Michael LaCour-Little, a finance professor at California State University at Fullerton, looked at 4,000 foreclosures in Southern California from 2006-08. He found that, at least in Southern California, borrowers who defaulted on their mortgages didn’t purchase their homes at the top of the market. Instead, the average acquisition was made in 2002 and many homes lost to foreclosure were bought in the 1990s. More than half of all borrowers who lost their homes had already refinanced at least once, and four out of five had a second mortgage.
The original loan-to-value ratio for these borrowers stood at a reasonable 84%, but second and third liens left homeowners with a combined loan-to-value ratio of about 150% by the time of the foreclosure sale date.
Borrowers, meanwhile, took out around $2 billion in equity from their homes, or nearly eight times the $262 million that they put into their homes. Lenders lost around four times as much as borrowers, seeing $1 billion in losses.

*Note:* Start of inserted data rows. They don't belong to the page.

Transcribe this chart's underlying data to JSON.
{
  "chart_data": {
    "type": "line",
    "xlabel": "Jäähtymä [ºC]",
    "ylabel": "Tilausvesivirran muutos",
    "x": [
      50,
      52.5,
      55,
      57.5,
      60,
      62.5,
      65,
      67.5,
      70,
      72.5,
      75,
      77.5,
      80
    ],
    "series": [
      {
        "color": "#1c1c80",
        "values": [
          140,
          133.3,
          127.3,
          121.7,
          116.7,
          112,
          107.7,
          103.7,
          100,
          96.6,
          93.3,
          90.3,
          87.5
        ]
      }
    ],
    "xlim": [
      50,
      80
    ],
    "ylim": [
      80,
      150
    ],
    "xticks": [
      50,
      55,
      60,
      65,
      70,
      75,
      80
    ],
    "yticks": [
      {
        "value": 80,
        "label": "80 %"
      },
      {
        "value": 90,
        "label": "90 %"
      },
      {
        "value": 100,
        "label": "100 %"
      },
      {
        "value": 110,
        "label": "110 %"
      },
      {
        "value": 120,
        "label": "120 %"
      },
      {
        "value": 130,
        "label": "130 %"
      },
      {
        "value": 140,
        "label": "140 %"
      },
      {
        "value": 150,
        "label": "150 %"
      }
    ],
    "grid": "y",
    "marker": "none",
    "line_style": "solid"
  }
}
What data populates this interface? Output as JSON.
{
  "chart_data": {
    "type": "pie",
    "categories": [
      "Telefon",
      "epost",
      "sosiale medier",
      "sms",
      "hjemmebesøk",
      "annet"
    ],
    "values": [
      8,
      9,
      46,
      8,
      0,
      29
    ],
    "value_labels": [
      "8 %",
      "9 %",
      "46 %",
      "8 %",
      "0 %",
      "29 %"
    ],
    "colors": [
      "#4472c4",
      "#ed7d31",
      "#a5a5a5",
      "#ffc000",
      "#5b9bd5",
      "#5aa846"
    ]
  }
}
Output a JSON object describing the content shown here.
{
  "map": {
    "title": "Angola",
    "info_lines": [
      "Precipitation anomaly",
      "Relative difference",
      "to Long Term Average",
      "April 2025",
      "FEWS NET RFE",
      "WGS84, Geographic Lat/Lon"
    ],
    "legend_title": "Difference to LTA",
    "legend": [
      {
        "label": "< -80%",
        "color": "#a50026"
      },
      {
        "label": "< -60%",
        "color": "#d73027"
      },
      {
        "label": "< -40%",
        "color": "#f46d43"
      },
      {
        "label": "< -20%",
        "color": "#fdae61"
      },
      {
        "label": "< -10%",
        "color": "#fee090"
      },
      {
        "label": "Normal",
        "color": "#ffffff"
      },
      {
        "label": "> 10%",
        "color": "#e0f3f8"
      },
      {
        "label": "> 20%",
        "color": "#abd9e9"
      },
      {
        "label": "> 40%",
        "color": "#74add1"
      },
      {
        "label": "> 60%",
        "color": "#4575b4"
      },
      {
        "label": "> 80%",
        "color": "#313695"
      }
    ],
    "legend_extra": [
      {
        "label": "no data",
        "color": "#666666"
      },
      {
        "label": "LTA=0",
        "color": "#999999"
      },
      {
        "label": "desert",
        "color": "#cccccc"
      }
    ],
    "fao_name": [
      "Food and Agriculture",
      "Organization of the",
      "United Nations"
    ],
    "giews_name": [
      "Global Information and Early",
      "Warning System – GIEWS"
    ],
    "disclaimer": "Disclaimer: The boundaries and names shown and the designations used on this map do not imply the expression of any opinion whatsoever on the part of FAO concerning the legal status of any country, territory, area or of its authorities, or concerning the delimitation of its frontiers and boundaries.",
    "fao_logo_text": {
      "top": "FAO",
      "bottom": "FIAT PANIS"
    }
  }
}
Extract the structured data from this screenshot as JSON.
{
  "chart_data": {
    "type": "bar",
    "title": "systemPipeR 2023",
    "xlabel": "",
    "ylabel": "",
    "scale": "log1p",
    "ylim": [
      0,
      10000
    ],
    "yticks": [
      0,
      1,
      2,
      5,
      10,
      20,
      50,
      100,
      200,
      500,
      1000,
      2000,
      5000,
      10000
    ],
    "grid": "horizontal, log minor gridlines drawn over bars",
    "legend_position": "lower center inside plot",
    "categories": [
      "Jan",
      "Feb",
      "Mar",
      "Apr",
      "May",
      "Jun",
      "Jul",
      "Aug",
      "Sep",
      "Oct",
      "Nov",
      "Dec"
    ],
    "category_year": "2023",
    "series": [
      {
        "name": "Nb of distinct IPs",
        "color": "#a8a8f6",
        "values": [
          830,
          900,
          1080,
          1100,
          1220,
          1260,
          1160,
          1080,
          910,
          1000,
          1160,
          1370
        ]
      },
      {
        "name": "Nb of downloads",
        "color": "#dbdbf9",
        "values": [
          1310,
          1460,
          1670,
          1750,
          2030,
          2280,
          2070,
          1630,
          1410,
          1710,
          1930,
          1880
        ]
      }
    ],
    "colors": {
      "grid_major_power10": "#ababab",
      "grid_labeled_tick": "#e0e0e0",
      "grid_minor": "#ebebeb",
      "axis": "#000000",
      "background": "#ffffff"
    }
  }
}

“[W]hile house price declines were important in explaining the incidence of negative equity, its magnitude was more strongly influenced by increased debt usage,” writes Mr. LaCour-Little. “Hence, borrower behavior, rather than housing market forces, is the predominant factor affecting outcomes.”
So, the object of so much journalistic moralizing, the poor homeowner who was done in by unscrupulous agents, a misguided national interest rate policy and other assorted villains, turns out to be just as slick as all the rest. Instead of losing everything they have in fact extracted enormous sums of cash from their properties and left the bag for someone else to hold.
If the study is accurate and if its findings hold true across the country then one has to inquire as to why such enormous sums of money are being expended upon a class of people who have suffered no economic loss. Realistically, I’m posing a rhetorical question since the truth will not be known until long after the last loan modification has been done. It will be the stuff of congressional hearings and academic papers but the money will have long since vanished.
What we might learn from this is what I’ve been harping on for the last week or so. We are continually discovering that our notions about what caused the housing bubble and ensuing crisis are faulty. Congress and the administration need to slow down in their mad rush to put in place regulations to prevent a repetition of the problem until such time as there is better data showing exactly it is that we need to cure.